Decomposing NeRF for Editing via Feature Field Distillation (2205.15585v2)

Abstract: Emerging neural radiance fields (NeRF) are a promising scene representation for computer graphics, enabling high-quality 3D reconstruction and novel view synthesis from image observations. However, editing a scene represented by a NeRF is challenging, as the underlying connectionist representations such as MLPs or voxel grids are not object-centric or compositional. In particular, it has been difficult to selectively edit specific regions or objects. In this work, we tackle the problem of semantic scene decomposition of NeRFs to enable query-based local editing of the represented 3D scenes. We propose to distill the knowledge of off-the-shelf, self-supervised 2D image feature extractors such as CLIP-LSeg or DINO into a 3D feature field optimized in parallel to the radiance field. Given a user-specified query of various modalities such as text, an image patch, or a point-and-click selection, 3D feature fields semantically decompose 3D space without the need for re-training and enable us to semantically select and edit regions in the radiance field. Our experiments validate that the distilled feature fields (DFFs) can transfer recent progress in 2D vision and language foundation models to 3D scene representations, enabling convincing 3D segmentation and selective editing of emerging neural graphics representations.

Decomposing NeRF for Editing via Feature Field Distillation

The paper "Decomposing NeRF for Editing via Feature Field Distillation" explores advancements in the editing of neural radiance fields (NeRFs), ideally suited for the complex task of high-quality 3D reconstruction and novel view synthesis from image data. However, these tasks are constrained owing to the non-object-centric nature of the connectionist models, such as MLPs or voxel grids, employed within NeRFs. The primary focus here lies in addressing the challenge of performing selective edits on NeRF-represented scenes by employing semantic decomposition. The authors propose a novel method leveraging feature field distillation that enables precise 3D scene editing through user-specific queries.

Methodological Insights

The paper introduces Distilled Feature Fields (DFFs) as a means to facilitate NeRF scene decomposition. DFFs utilize contemporary feature extractors like CLIP-LSeg and DINO to distill knowledge from 2D images into a 3D feature field optimized in parallel to the radiance field. This is achieved by training a scene-specific DFF via a distillation framework, capitalizing on pre-trained models in the image domain made feasible by large, high-quality datasets and extensive self-supervised learning.
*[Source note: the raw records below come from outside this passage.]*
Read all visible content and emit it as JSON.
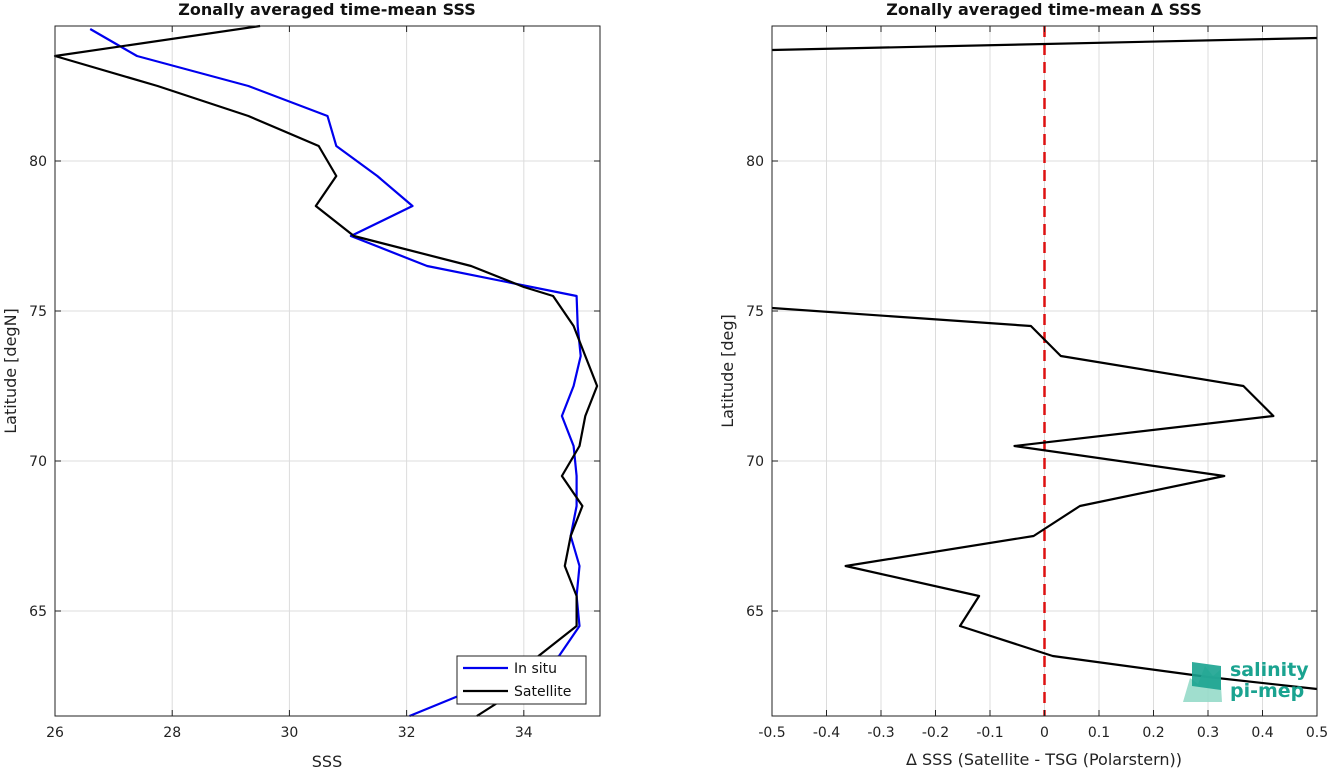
{
  "chart_data": [
    {
      "type": "line",
      "title": "Zonally averaged time-mean SSS",
      "xlabel": "SSS",
      "ylabel": "Latitude [degN]",
      "xlim": [
        26,
        35.3
      ],
      "ylim": [
        61.5,
        84.5
      ],
      "xticks": [
        26,
        28,
        30,
        32,
        34
      ],
      "yticks": [
        65,
        70,
        75,
        80
      ],
      "grid": true,
      "legend_position": "bottom-right",
      "series": [
        {
          "name": "In situ",
          "color": "#0000ee",
          "points": [
            [
              26.6,
              84.4
            ],
            [
              27.4,
              83.5
            ],
            [
              29.3,
              82.5
            ],
            [
              30.65,
              81.5
            ],
            [
              30.8,
              80.5
            ],
            [
              31.5,
              79.5
            ],
            [
              32.1,
              78.5
            ],
            [
              31.05,
              77.5
            ],
            [
              32.35,
              76.5
            ],
            [
              34.9,
              75.5
            ],
            [
              34.92,
              74.5
            ],
            [
              34.97,
              73.5
            ],
            [
              34.85,
              72.5
            ],
            [
              34.65,
              71.5
            ],
            [
              34.85,
              70.5
            ],
            [
              34.9,
              69.5
            ],
            [
              34.9,
              68.5
            ],
            [
              34.8,
              67.5
            ],
            [
              34.95,
              66.5
            ],
            [
              34.9,
              65.5
            ],
            [
              34.95,
              64.5
            ],
            [
              34.6,
              63.5
            ],
            [
              33.3,
              62.5
            ],
            [
              32.05,
              61.5
            ]
          ]
        },
        {
          "name": "Satellite",
          "color": "#000000",
          "points": [
            [
              29.5,
              84.5
            ],
            [
              26.0,
              83.5
            ],
            [
              27.75,
              82.5
            ],
            [
              29.3,
              81.5
            ],
            [
              30.5,
              80.5
            ],
            [
              30.8,
              79.5
            ],
            [
              30.45,
              78.5
            ],
            [
              31.1,
              77.5
            ],
            [
              33.1,
              76.5
            ],
            [
              34.0,
              75.8
            ],
            [
              34.5,
              75.5
            ],
            [
              34.85,
              74.5
            ],
            [
              35.05,
              73.5
            ],
            [
              35.25,
              72.5
            ],
            [
              35.05,
              71.5
            ],
            [
              34.95,
              70.5
            ],
            [
              34.65,
              69.5
            ],
            [
              35.0,
              68.5
            ],
            [
              34.8,
              67.5
            ],
            [
              34.7,
              66.5
            ],
            [
              34.9,
              65.5
            ],
            [
              34.9,
              64.5
            ],
            [
              34.25,
              63.5
            ],
            [
              34.0,
              62.5
            ],
            [
              33.2,
              61.5
            ]
          ]
        }
      ]
    },
    {
      "type": "line",
      "title": "Zonally averaged time-mean Δ SSS",
      "xlabel": "Δ SSS (Satellite - TSG (Polarstern))",
      "ylabel": "Latitude [deg]",
      "xlim": [
        -0.5,
        0.5
      ],
      "ylim": [
        61.5,
        84.5
      ],
      "xticks": [
        -0.5,
        -0.4,
        -0.3,
        -0.2,
        -0.1,
        0,
        0.1,
        0.2,
        0.3,
        0.4,
        0.5
      ],
      "yticks": [
        65,
        70,
        75,
        80
      ],
      "grid": true,
      "reference_line": {
        "x": 0,
        "color": "#dd1111",
        "style": "dashed"
      },
      "series": [
        {
          "color": "#000000",
          "points": [
            [
              0.5,
              84.1
            ],
            [
              -0.5,
              83.7
            ]
          ]
        },
        {
          "color": "#000000",
          "points": [
            [
              -0.5,
              75.1
            ],
            [
              -0.025,
              74.5
            ],
            [
              0.03,
              73.5
            ],
            [
              0.365,
              72.5
            ],
            [
              0.42,
              71.5
            ],
            [
              -0.055,
              70.5
            ],
            [
              0.33,
              69.5
            ],
            [
              0.065,
              68.5
            ],
            [
              -0.02,
              67.5
            ],
            [
              -0.365,
              66.5
            ],
            [
              -0.12,
              65.5
            ],
            [
              -0.155,
              64.5
            ],
            [
              0.015,
              63.5
            ],
            [
              0.3,
              62.8
            ],
            [
              0.5,
              62.4
            ]
          ]
        }
      ]
    }
  ],
  "logo": {
    "line1": "salinity",
    "line2": "pi-mep",
    "color": "#1aa390"
  }
}
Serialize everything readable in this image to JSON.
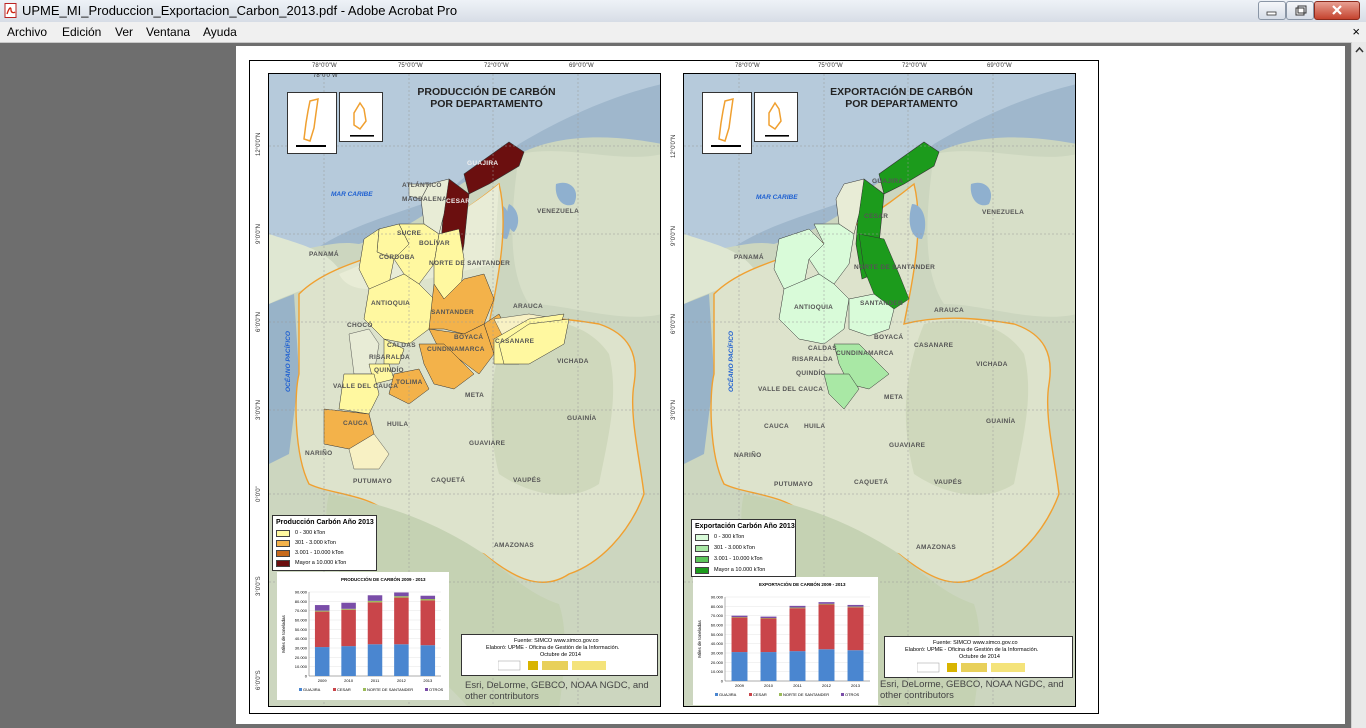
{
  "window": {
    "title": "UPME_MI_Produccion_Exportacion_Carbon_2013.pdf - Adobe Acrobat Pro",
    "controls": {
      "minimize": "minimize-icon",
      "restore": "restore-icon",
      "close": "close-icon"
    }
  },
  "menu": {
    "items": [
      "Archivo",
      "Edición",
      "Ver",
      "Ventana",
      "Ayuda"
    ],
    "close_symbol": "×"
  },
  "coords": {
    "lon": [
      "78°0'0\"W",
      "75°0'0\"W",
      "72°0'0\"W",
      "69°0'0\"W"
    ],
    "lat": [
      "12°0'0\"N",
      "9°0'0\"N",
      "6°0'0\"N",
      "3°0'0\"N",
      "0°0'0\"",
      "3°0'0\"S",
      "6°0'0\"S"
    ]
  },
  "departments": [
    "GUAJIRA",
    "CESAR",
    "MAGDALENA",
    "ATLÁNTICO",
    "SUCRE",
    "BOLÍVAR",
    "CÓRDOBA",
    "NORTE DE SANTANDER",
    "ANTIOQUIA",
    "SANTANDER",
    "CHOCÓ",
    "BOYACÁ",
    "CASANARE",
    "CALDAS",
    "CUNDINAMARCA",
    "RISARALDA",
    "QUINDÍO",
    "TOLIMA",
    "VALLE DEL CAUCA",
    "META",
    "CAUCA",
    "HUILA",
    "NARIÑO",
    "GUAVIARE",
    "PUTUMAYO",
    "CAQUETÁ",
    "VAUPÉS",
    "AMAZONAS",
    "ARAUCA",
    "VICHADA",
    "GUAINÍA"
  ],
  "water_labels": {
    "sea": "MAR CARIBE",
    "ocean": "OCÉANO PACÍFICO",
    "country": "VENEZUELA",
    "neighbor": "PANAMÁ"
  },
  "production": {
    "title_line1": "PRODUCCIÓN DE CARBÓN",
    "title_line2": "POR DEPARTAMENTO",
    "legend_title": "Producción Carbón Año 2013",
    "legend": [
      {
        "label": "0 - 300 kTon",
        "color": "#fff8a0"
      },
      {
        "label": "301 - 3.000 kTon",
        "color": "#f3b24a"
      },
      {
        "label": "3.001 - 10.000 kTon",
        "color": "#c76a1c"
      },
      {
        "label": "Mayor a 10.000 kTon",
        "color": "#6b0f0f"
      }
    ],
    "chart_title": "PRODUCCIÓN DE CARBÓN 2009 - 2013"
  },
  "export": {
    "title_line1": "EXPORTACIÓN DE CARBÓN",
    "title_line2": "POR DEPARTAMENTO",
    "legend_title": "Exportación Carbón Año 2013",
    "legend": [
      {
        "label": "0 - 300 kTon",
        "color": "#d9fbd9"
      },
      {
        "label": "301 - 3.000 kTon",
        "color": "#a9e8a5"
      },
      {
        "label": "3.001 - 10.000 kTon",
        "color": "#5cc55a"
      },
      {
        "label": "Mayor a 10.000 kTon",
        "color": "#1c9b1c"
      }
    ],
    "chart_title": "EXPORTACIÓN DE CARBÓN 2009 - 2013"
  },
  "chart_data": [
    {
      "type": "bar",
      "title": "PRODUCCIÓN DE CARBÓN 2009 - 2013",
      "ylabel": "Miles de toneladas",
      "categories": [
        "2009",
        "2010",
        "2011",
        "2012",
        "2013"
      ],
      "ylim": [
        0,
        90000
      ],
      "yticks": [
        "0",
        "10.000",
        "20.000",
        "30.000",
        "40.000",
        "50.000",
        "60.000",
        "70.000",
        "80.000",
        "90.000"
      ],
      "stacked": true,
      "series": [
        {
          "name": "GUAJIRA",
          "color": "#4a86d0",
          "values": [
            31000,
            32000,
            34000,
            34000,
            33000
          ]
        },
        {
          "name": "CESAR",
          "color": "#c9454a",
          "values": [
            38000,
            39000,
            45000,
            50000,
            48000
          ]
        },
        {
          "name": "NORTE DE SANTANDER",
          "color": "#9bbb59",
          "values": [
            1000,
            1000,
            1500,
            1500,
            1500
          ]
        },
        {
          "name": "OTROS",
          "color": "#7a4da8",
          "values": [
            6000,
            6500,
            6000,
            4000,
            3500
          ]
        }
      ]
    },
    {
      "type": "bar",
      "title": "EXPORTACIÓN DE CARBÓN 2009 - 2013",
      "ylabel": "Miles de toneladas",
      "categories": [
        "2009",
        "2010",
        "2011",
        "2012",
        "2013"
      ],
      "ylim": [
        0,
        90000
      ],
      "yticks": [
        "0",
        "10.000",
        "20.000",
        "30.000",
        "40.000",
        "50.000",
        "60.000",
        "70.000",
        "80.000",
        "90.000"
      ],
      "stacked": true,
      "series": [
        {
          "name": "GUAJIRA",
          "color": "#4a86d0",
          "values": [
            31000,
            31000,
            32000,
            34000,
            33000
          ]
        },
        {
          "name": "CESAR",
          "color": "#c9454a",
          "values": [
            37000,
            36000,
            46000,
            48000,
            46000
          ]
        },
        {
          "name": "NORTE DE SANTANDER",
          "color": "#9bbb59",
          "values": [
            500,
            500,
            700,
            700,
            700
          ]
        },
        {
          "name": "OTROS",
          "color": "#7a4da8",
          "values": [
            1500,
            1500,
            1800,
            1800,
            1800
          ]
        }
      ]
    }
  ],
  "credit": {
    "line1": "Fuente: SIMCO  www.simco.gov.co",
    "line2": "Elaboró:  UPME - Oficina de Gestión de la Información.",
    "line3": "Octubre de 2014"
  },
  "attribution": "Esri, DeLorme, GEBCO, NOAA NGDC, and other contributors"
}
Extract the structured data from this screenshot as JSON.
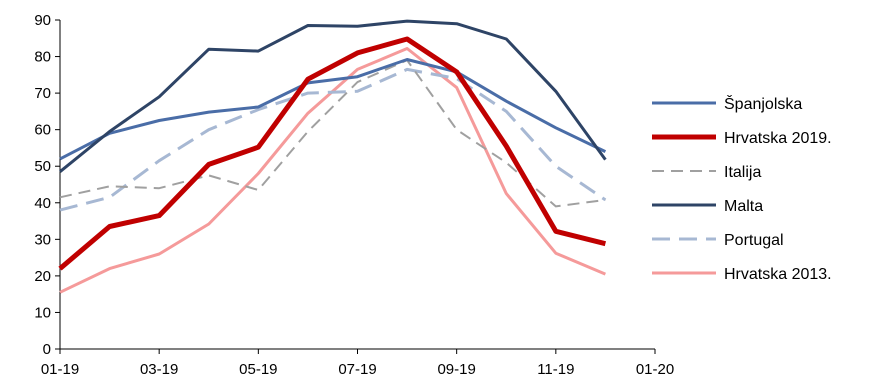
{
  "chart_data": {
    "type": "line",
    "title": "",
    "xlabel": "",
    "ylabel": "",
    "ylim": [
      0,
      90
    ],
    "yticks": [
      0,
      10,
      20,
      30,
      40,
      50,
      60,
      70,
      80,
      90
    ],
    "xtick_labels": [
      "01-19",
      "03-19",
      "05-19",
      "07-19",
      "09-19",
      "11-19",
      "01-20"
    ],
    "x": [
      "01-19",
      "02-19",
      "03-19",
      "04-19",
      "05-19",
      "06-19",
      "07-19",
      "08-19",
      "09-19",
      "10-19",
      "11-19",
      "12-19"
    ],
    "grid": false,
    "legend_position": "right",
    "series": [
      {
        "name": "Španjolska",
        "color": "#4a6da7",
        "dash": "solid",
        "width": "medium",
        "values": [
          52,
          59,
          62.5,
          64.8,
          66.2,
          72.8,
          74.5,
          79.2,
          75.8,
          67.8,
          60.5,
          54
        ]
      },
      {
        "name": "Hrvatska 2019.",
        "color": "#c00000",
        "dash": "solid",
        "width": "thick",
        "values": [
          22,
          33.5,
          36.5,
          50.5,
          55.2,
          73.8,
          81,
          84.8,
          75.8,
          55.5,
          32.2,
          28.8
        ]
      },
      {
        "name": "Italija",
        "color": "#a0a0a0",
        "dash": "dashed",
        "width": "thin",
        "values": [
          41.5,
          44.5,
          44,
          47.5,
          43.5,
          59.5,
          73,
          79,
          60,
          51,
          39,
          40.8
        ]
      },
      {
        "name": "Malta",
        "color": "#2e4466",
        "dash": "solid",
        "width": "medium",
        "values": [
          48.5,
          59.5,
          69,
          82,
          81.5,
          88.5,
          88.3,
          89.7,
          89,
          84.8,
          70.5,
          51.8
        ]
      },
      {
        "name": "Portugal",
        "color": "#a7b8d3",
        "dash": "dashed",
        "width": "medium",
        "values": [
          38,
          41.5,
          51.5,
          60,
          65.5,
          70,
          70.5,
          76.5,
          74,
          65,
          50,
          40.8
        ]
      },
      {
        "name": "Hrvatska 2013.",
        "color": "#f59a9a",
        "dash": "solid",
        "width": "medium",
        "values": [
          15.5,
          22,
          26,
          34.2,
          48,
          64.5,
          76.5,
          82.2,
          71.5,
          42.5,
          26.2,
          20.5
        ]
      }
    ]
  }
}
By allowing a 3D feature field to encode semantic information across three-dimensional coordinates, the method enables editable operations within NeRFs without requiring retraining— a significant advantage given the computational intensity characteristic of NeRF training. Query-based editing is facilitated by directly mapping a range of user inquiries, be it in text, image patch, or point-and-click selection, to meaningful edits in the 3D scene representation.

Experimental Results

The experiments conducted validate the efficacy of the proposed DFF approach in transferring the semantic understanding embedded in potent 2D vision and LLMs to 3D representations. These experiments demonstrate high segmentation performance against benchmarks, employing labels from ScanNet and high-dataset fidelity. Notably, the experiments revealed significant performance gains in 3D segmentation when using DFFs over conventional, supervised 3D CNN techniques.

Furthermore, the authors illustrate a variety of 3D appearance and geometry editing operations, highlighting the versatility and practical usability of this methodology in real-world applications. The reported results effectively underscore the capability of DFFs to perform selective, multi-modal semantic edits within NeRF-represented 3D environments.

Implications and Future Directions

The proposed method's most immediate implication is enhancing the editability of complex NeRF scenes. By decoupling geometric structure from high-fidelity rendering, DFFs support a greater range of coherent scene modifications, thereby opening new possibilities in areas such as digital content creation, virtual reality, and augmented reality.

From a theoretical standpoint, this work expands the boundaries of neural scene representations, particularly in extending the utility of NeRFs from static rendering to dynamic, interactive scene manipulation. It suggests future explorations might include refining this semantic distillation further, improving the narrative part of 3D generated scenes without compromising on the quality or fidelity of new viewpoints rendered post-editing.

Moreover, as the paper hints, the ability to integrate new self-supervised and zero-shot learning models may enhance the versatility and application domain of DFFs, further streamlining 3D content editing workflows. This work also invites an examination of Volume Rendering priors and regularization techniques to refine the semantic mapping between 2D image features and their 3D scene instantiation for even finer control over scene edits.

In summary, this paper offers significant contributions to the domain of neural scene representations by advancing the editability and semantic control within NeRFs through distillation of powerful 2D feature extras—a forward step in personalizing and enhancing 3D reconstructions for diverse practical applications.